Dossier : IMM‑1901‑20

Référence : 2021 CF 925

[TRADUCTION FRANÇAISE]

Vancouver (Colombie‑Britannique), le 7 septembre 2021

En présence de monsieur le juge Barnes

ENTRE :

MANPREET SINGH

demandeur

et

LE MINISTRE DE LA CITOYENNETÉ ET DE L’IMMIGRATION

défendeur

MOTIFS DU JUGEMENT ET JUGEMENT

[1] Le demandeur, Manpreet Singh, demande l’annulation de la décision datée du 12 mars 2020 par laquelle un agent des visas (l’agent) a refusé de lui accorder un visa de résident temporaire (VRT). C’est la deuxième fois que M. Singh conteste par voie judiciaire le refus de lui accorder un VRT qui l’autoriserait à se rendre au Canada pour poursuivre ce qui semblait être une occasion d’investissement. La précédente décision de lui refuser un VRT a été annulée par consentement. Auparavant, M. Singh s’était vu refusé un VRT à trois reprises. La décision faisant l’objet du présent examen reposait sur la conclusion de l’agent selon laquelle M. Singh n’avait pas établi qu’il quitterait le Canada conformément à la loi. L’agent a accessoirement conclu que M. Singh n’avait pas démontré la légitimité de son but déclaré pour justifier sa venue au Canada.

[2] Pour les motifs qui suivent, la décision de l’agent est annulée.

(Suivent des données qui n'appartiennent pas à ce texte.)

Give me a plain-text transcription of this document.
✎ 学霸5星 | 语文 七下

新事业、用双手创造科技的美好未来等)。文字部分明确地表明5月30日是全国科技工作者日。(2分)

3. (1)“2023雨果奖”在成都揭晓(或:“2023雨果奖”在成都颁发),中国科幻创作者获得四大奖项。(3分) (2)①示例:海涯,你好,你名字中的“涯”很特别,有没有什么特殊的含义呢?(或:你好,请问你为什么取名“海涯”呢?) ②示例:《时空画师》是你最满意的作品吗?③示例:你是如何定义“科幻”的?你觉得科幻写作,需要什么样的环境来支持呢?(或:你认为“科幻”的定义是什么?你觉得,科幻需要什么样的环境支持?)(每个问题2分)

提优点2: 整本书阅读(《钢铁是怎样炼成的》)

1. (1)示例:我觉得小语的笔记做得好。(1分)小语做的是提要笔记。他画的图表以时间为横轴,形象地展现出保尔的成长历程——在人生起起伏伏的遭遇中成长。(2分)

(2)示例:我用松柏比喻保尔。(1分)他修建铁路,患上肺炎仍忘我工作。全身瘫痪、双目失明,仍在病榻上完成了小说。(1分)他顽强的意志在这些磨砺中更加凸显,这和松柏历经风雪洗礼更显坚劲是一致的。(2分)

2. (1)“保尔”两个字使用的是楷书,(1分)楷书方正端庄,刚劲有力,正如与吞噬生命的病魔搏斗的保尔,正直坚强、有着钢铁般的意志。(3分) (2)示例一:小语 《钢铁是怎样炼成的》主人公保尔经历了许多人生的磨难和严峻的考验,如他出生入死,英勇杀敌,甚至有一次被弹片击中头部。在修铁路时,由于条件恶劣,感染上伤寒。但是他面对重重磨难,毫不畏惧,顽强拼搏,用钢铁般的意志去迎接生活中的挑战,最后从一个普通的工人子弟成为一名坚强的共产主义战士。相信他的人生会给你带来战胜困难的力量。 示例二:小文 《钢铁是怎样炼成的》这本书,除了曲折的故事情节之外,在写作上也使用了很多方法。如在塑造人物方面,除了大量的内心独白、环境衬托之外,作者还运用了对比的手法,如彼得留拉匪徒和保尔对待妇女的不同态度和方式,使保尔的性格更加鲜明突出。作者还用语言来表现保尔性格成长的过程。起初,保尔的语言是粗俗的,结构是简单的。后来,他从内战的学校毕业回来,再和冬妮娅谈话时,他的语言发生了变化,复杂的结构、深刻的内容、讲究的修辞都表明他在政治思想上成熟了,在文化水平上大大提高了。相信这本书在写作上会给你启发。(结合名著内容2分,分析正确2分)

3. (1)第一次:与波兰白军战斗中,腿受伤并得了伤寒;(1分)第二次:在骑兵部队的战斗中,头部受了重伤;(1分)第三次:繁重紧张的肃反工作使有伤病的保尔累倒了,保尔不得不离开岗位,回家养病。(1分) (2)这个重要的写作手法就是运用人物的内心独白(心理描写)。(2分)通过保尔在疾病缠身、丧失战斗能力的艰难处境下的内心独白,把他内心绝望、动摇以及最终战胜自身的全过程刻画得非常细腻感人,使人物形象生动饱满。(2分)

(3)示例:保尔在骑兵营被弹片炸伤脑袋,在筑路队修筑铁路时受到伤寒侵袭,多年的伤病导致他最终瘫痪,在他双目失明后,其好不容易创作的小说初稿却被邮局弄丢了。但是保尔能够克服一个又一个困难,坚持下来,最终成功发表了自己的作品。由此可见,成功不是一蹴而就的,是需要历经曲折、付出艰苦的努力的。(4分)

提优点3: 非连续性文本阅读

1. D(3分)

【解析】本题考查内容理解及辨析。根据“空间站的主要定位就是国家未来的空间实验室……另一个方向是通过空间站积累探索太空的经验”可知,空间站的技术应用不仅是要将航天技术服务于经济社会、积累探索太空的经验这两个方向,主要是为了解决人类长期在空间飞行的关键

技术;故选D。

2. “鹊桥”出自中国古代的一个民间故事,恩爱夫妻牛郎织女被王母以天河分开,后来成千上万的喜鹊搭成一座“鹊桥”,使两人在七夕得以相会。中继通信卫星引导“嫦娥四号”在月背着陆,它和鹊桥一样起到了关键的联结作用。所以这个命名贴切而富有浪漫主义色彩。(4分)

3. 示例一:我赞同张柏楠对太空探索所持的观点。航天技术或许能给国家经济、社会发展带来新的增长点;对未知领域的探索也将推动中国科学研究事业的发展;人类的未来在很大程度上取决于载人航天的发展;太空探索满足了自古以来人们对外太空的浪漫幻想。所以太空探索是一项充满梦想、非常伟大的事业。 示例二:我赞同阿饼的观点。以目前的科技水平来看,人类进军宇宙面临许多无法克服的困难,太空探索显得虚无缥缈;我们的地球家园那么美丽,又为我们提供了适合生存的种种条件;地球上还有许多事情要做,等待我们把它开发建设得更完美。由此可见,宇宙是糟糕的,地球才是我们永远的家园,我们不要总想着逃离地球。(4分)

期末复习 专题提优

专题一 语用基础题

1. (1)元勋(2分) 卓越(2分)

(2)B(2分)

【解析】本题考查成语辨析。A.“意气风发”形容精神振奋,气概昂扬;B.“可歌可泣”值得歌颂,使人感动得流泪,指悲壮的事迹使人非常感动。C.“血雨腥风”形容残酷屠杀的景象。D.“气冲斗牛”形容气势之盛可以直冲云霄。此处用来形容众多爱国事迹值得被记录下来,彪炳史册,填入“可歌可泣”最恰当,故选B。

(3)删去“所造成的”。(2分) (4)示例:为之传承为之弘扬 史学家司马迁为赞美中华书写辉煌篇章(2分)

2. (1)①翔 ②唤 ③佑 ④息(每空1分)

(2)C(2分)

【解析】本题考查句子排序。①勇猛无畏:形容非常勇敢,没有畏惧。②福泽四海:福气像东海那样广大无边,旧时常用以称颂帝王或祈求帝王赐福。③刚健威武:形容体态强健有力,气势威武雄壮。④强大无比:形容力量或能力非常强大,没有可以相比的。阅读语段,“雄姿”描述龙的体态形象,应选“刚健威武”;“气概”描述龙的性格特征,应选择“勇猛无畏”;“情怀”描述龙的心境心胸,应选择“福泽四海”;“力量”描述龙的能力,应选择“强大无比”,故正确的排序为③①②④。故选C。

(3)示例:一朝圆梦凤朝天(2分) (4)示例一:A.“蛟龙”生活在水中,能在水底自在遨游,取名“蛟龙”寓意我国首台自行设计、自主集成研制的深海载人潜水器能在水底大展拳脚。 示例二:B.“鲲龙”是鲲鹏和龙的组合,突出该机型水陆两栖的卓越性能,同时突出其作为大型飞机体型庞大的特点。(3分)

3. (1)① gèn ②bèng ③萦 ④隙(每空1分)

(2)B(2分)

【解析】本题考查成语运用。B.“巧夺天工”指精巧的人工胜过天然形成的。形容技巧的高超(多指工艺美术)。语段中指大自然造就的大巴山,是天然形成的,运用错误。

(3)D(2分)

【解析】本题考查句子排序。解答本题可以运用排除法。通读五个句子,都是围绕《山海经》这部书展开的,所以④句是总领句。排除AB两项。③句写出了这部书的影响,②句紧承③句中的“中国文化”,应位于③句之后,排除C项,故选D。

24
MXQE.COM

[3] La norme de contrôle qui s’applique en l’occurrence est celle de la décision raisonnable. Selon le ministre, l’agent dispose d’un vaste pouvoir discrétionnaire dans la prise des décisions portant sur les VRT et le demandeur a le fardeau d’établir qu’il quittera le Canada à la fin de la période de séjour autorisée. J’accepte cette position, et M. Singh ne la conteste pas. Toutefois, le décideur ne peut élargir le cadre de l’enquête de façon à y inclure des questions qui sortent du mandat que lui confère la loi. La disposition législative qui s’applique à la demande de M. Singh exige à ce dernier d’établir qu’il quittera le Canada à la fin de la période de séjour autorisée qui lui est applicable (voir l’alinéa 179b) du Règlement sur l’immigration et la protection des réfugiés (DORS/2002‑227)). Ce n’était pas à l’agent de remettre en question le bien‑fondé commercial du séjour qu’envisage M. Singh, sauf dans la mesure où il vérifie si le but déclaré du voyage la raison véritable du voyage. Ce point a été soulevé par le juge Russel Zinn dans la décision Agidi c Canada (Citoyenneté et Immigration), 2013 CF 691 :

[7] Même si l’affidavit était accepté, je ne comprends pas très bien pourquoi l’agent affirme qu’il n’était pas convaincu que la raison du voyage de la demanderesse au Canada était « impérieuse » et pourquoi il considère que cela puisse justifier le refus d’une demande de VRT. Le demandeur d’un VRT n’a pas à prouver qu’il a une raison « impérieuse » de venir au Canada. Au contraire, l’agent « délivre » un VRT si les conditions prévues à l’article 179 sont remplies. Dans le cas de la demande de contrôle judiciaire qui nous intéresse, la seule condition pertinente de l’article 179 est celle selon laquelle le demandeur du VRT doit établir qu’il « quittera le Canada à la fin de la période de séjour autorisée » : alinéa 179b).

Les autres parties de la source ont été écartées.